L' Abbaye de CLAIREFONTAINE

création : 24/11/2015

 

                          LE RENOUVEAU MONASTIQUE

                          L' ABBAYE  de CLAIREFONTAINE

 

 

    Après l'élan colombanien dont on a parlé précédemment, peu de monastères ont été fondés dans notre région, excepté l'Abbaye de Faverney fondée en 722 qui fut d'abord couvent de femmes avant de passer aux bénédictins. Il est vrai que la période troublée de la fin de ce premier millénaire ne se prêtait guère aux fondations.

    Il faut attendre la fin du XI° siècle, sous l'impulsion de l'ordre de Citeaux, pour voir la création de nouvelles unités monastiques importantes.

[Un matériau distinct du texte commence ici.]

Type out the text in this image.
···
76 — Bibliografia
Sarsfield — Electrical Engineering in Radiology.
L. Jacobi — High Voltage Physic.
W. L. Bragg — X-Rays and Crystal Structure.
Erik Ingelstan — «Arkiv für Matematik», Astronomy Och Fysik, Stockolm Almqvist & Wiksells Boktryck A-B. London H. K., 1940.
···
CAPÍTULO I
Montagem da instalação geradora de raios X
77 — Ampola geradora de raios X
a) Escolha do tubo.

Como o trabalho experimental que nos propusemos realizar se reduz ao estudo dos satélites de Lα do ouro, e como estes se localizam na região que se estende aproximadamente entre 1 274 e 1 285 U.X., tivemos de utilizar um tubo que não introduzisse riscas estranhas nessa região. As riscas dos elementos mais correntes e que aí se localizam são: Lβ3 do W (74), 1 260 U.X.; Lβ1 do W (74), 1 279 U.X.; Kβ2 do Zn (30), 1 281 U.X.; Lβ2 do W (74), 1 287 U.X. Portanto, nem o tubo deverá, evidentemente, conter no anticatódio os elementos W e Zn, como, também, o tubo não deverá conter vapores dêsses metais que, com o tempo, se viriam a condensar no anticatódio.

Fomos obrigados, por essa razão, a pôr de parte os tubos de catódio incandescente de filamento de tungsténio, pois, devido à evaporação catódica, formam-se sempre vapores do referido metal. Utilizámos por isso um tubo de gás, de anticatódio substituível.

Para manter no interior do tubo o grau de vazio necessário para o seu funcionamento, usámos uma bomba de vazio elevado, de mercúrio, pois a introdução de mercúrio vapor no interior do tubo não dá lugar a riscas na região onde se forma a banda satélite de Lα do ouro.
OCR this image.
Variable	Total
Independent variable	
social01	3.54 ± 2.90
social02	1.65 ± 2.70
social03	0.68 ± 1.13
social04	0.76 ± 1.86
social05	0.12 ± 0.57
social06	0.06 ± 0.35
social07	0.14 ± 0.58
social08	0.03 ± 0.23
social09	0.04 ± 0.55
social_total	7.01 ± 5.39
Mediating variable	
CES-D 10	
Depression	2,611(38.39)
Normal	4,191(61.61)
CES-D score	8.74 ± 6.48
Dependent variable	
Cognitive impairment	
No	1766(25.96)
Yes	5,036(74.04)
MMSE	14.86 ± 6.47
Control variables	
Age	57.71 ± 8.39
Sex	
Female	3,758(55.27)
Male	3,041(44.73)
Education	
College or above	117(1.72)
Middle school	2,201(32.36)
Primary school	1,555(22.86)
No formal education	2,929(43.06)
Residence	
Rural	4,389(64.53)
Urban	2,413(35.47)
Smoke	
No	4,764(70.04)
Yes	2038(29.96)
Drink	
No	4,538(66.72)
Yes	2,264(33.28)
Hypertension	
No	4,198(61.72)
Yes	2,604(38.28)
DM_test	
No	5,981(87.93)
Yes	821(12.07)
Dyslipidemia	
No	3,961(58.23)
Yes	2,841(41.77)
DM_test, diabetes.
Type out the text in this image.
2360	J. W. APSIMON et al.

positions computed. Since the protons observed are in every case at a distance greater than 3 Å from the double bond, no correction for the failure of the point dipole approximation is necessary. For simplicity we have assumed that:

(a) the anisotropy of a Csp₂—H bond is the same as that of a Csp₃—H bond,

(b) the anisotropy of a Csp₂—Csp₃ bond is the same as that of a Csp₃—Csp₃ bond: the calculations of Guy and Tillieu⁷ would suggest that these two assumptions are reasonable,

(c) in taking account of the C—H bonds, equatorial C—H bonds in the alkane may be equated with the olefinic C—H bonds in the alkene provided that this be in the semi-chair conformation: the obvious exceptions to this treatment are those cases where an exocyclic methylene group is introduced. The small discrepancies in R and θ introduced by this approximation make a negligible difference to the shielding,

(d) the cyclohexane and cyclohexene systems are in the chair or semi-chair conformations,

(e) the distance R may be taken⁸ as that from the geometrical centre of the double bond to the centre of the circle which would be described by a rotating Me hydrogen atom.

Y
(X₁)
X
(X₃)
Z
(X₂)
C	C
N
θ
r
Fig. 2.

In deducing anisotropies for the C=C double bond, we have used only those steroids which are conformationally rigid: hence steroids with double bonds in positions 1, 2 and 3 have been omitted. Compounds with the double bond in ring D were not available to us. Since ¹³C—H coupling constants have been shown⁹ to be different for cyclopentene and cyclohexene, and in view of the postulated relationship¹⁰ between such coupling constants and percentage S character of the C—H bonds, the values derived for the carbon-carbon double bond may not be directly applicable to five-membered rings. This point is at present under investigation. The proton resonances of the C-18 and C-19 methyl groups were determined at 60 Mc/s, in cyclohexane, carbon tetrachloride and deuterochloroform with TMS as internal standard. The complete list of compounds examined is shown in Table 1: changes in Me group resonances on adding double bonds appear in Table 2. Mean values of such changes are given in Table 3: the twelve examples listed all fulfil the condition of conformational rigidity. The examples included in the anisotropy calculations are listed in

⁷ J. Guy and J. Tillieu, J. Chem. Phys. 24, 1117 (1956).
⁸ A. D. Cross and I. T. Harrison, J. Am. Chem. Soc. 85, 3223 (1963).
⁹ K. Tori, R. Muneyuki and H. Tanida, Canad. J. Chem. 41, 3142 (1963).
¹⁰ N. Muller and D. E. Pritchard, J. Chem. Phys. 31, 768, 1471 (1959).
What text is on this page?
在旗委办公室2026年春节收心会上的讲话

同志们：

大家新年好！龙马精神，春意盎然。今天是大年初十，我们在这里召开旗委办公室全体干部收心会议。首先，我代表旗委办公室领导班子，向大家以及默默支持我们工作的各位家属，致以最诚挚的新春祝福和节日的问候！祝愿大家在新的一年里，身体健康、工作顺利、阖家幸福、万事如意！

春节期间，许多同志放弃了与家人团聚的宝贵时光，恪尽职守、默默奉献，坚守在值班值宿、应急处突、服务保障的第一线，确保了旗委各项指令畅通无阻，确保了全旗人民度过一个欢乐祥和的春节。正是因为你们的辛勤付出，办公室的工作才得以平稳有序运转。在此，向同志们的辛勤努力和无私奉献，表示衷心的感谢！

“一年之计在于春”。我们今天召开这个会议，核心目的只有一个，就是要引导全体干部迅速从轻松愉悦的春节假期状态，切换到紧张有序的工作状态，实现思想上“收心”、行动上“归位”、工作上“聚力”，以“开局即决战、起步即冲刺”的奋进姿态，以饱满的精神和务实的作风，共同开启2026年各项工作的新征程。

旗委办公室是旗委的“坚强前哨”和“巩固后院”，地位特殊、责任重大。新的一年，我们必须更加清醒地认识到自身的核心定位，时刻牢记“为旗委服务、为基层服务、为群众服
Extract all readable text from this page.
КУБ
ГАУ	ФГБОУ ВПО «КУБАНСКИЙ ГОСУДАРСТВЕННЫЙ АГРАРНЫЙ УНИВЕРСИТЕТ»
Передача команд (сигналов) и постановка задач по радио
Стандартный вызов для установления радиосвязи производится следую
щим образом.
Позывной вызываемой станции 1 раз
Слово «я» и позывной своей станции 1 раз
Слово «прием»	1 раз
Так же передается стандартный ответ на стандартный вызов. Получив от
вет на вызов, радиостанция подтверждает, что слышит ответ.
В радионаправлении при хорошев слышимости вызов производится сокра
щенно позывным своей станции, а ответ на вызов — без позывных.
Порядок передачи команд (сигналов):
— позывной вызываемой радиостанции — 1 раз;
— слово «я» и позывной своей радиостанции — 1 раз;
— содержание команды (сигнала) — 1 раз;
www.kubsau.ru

    L'ordre de Citeaux (21) a été créé en 1098 par St Robert, Abbé de Molesme (21), dans la ligne de St Benoît. Les «moines blancs» observaient la vie communautaire, la pauvreté, le silence, le jeûne, la méditation. Ils exerçaient une activité culturelle mais également le travail manuel obligatoire.

    C'est sous la conduite de St Bernard, fondateur de l'Abbaye de Clairvaux (10) que l'ordre cisterciens prit toute sa dimension. En moins de 20 ans, 6 célèbres abbayes sont fondées dans ce qui deviendra la Haute Saône : Bellevaux (1119), Cherlieu 1131), La Charité (1133), Clairefontaine ( 1133) , Bithaine (1133), Theuley (1135).

A la mort de St Bernard, 350 abbayes de l'ordre de Citeaux sont fondées en Europe, 700 à la fin du XIII° siècle...

 

    Nous nous intéresserons bien évidemment plus particulièrement à Clairefontaine.

En 1131 ou 1132, sur la demande de Guy de Jonvelle, propriétaire des lieux, Gauthier ou Vauthier, Abbé de Morimond (52) envoya Lambert, rejoint en juin 1133 par 12 moines, pour fonder une nouvelle communauté religieuse sous l'ordre de Citeaux.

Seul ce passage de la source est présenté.